We watched the videos in horror. We wish we hadn’t.
The worst was a cat in a cage being scalded in Moss Point. The people the video depicts carry out their horrific act with shocking indifference.
“How horrible and upsetting that people can be this way,” a Facebook commenter said.
Indeed. Most people find that level of cruelty hard to fathom.
But people who torture pets aren’t most people.
In several states, people convicted of animal abuse must undergo mental-health evaluation and counseling.
If the people who scalded that cat, which later died, are convicted, they “could receive a psychiatric or psychological evaluation and counseling or treatment for a length of time as prescribed by the court” under Mississippi law. But that is at the judge’s discretion.
Under the law, someone who a second time intentionally tortures, mutilates, maims, burns, starves or disfigures any domesticated dog or cat is guilty of a felony and the punishment increases from a fine of up to $2,500 and up to six months in jail to a fine of $5,000 and one to five years in prison. But it still does not mandate mental-health evaluation or treatment.
Promote a dog fight, bet on a dog fight, train dogs for commercial fighting or even watch a dog fight and you could be convicted of a felony.
Kill, maim or injure any livestock — “either out of a spirit of revenge or wanton cruelty” — and you could be convicted of a felony.
But beat a dog or cage and scald a cat? That’s a misdemeanor. At least the first time.
Why can’t we get tougher laws, laws that require help for these troubled people?
Ask the Farm Bureau. It lobbies against them every year.
“With the help of Lt. Gov. Tate Reeves, Speaker Philip Gunn, Senate Agriculture Chairman Billy Hudson and House Agriculture Chairman Bill Pigott, the Farm Bureau policy team was able to defeat any changes to the current animal welfare laws,” the bureau wrote in its 2016 legislative recap. “No organization cares for and loves animals more than Farm Bureau, and we will continue to protect our membership’s policy on this matter.”
We’re all at risk
But it’s not just our pets who are in danger.

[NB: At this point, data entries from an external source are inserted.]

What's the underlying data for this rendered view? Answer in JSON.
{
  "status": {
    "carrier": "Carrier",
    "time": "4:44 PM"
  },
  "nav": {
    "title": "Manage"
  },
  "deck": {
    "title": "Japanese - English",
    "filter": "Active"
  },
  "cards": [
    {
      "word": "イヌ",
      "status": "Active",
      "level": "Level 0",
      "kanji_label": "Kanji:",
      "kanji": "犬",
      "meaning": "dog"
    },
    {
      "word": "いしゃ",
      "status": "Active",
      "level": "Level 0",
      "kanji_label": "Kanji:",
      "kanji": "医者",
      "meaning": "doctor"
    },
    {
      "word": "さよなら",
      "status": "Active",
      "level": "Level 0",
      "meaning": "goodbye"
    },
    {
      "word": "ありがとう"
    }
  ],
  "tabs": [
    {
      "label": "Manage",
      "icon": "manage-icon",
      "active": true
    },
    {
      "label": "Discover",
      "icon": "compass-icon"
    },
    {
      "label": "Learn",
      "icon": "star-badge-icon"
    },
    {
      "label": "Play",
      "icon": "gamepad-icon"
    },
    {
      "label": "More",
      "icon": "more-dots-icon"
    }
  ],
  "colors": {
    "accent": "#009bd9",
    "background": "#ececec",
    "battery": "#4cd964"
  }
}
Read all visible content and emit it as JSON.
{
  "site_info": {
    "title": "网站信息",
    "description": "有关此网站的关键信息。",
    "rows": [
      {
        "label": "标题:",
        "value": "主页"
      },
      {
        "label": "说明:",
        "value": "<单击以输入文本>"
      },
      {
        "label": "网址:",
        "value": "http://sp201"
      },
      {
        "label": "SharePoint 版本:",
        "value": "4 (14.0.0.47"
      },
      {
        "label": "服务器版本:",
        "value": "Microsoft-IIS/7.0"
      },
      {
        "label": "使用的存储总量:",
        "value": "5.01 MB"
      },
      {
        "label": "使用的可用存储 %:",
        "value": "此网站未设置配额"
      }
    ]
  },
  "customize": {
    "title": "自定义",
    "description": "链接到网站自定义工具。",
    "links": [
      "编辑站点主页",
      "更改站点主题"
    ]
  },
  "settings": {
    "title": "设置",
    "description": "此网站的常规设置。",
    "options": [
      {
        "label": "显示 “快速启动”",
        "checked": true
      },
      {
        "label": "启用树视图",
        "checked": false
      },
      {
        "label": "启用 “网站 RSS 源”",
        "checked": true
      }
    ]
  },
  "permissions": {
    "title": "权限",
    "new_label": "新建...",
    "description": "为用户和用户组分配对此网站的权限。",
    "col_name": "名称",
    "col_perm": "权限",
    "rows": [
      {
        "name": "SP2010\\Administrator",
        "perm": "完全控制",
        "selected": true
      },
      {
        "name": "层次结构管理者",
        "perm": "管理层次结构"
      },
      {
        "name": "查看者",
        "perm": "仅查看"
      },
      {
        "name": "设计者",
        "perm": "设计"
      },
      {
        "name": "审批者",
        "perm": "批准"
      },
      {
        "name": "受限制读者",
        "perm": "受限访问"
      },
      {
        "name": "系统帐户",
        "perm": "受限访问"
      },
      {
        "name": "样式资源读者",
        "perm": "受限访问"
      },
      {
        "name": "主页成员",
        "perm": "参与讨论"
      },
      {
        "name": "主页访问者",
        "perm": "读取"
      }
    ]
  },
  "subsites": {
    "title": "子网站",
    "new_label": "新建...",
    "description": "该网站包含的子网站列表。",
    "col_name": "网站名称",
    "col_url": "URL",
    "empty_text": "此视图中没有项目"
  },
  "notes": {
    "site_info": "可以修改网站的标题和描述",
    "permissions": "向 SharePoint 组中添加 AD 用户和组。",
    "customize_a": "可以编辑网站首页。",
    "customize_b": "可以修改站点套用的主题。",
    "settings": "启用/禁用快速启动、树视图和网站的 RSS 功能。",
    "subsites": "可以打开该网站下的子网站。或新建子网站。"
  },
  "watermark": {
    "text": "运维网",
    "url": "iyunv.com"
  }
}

“Animal abuse is often the first manifestation of serious emotional turmoil that may escalate into extreme violence, such as mass killing,” wrote Gail F. Melson, professor of child development and family studies at Purdue University.
She recommends better reporting of animal abuse and mandatory evaluation and counseling for people convicted of animal abuse.
“Predicting the next mass shooter is complex and imprecise,” Melson said. “No single factor, including animal abuse, is definitive. We should be appropriately cautious about retrospective accounts of childhood misdeeds that can’t be independently verified. Nevertheless, there is enough evidence to consider cruelty toward animals a red flag warning that a child or adolescent needs immediate help.”
We agree. And we wish the Farm Bureau shared our concern.
The editorial represents the views of the Sun Herald editorial board. Opinions of columnists and cartoonists are their own.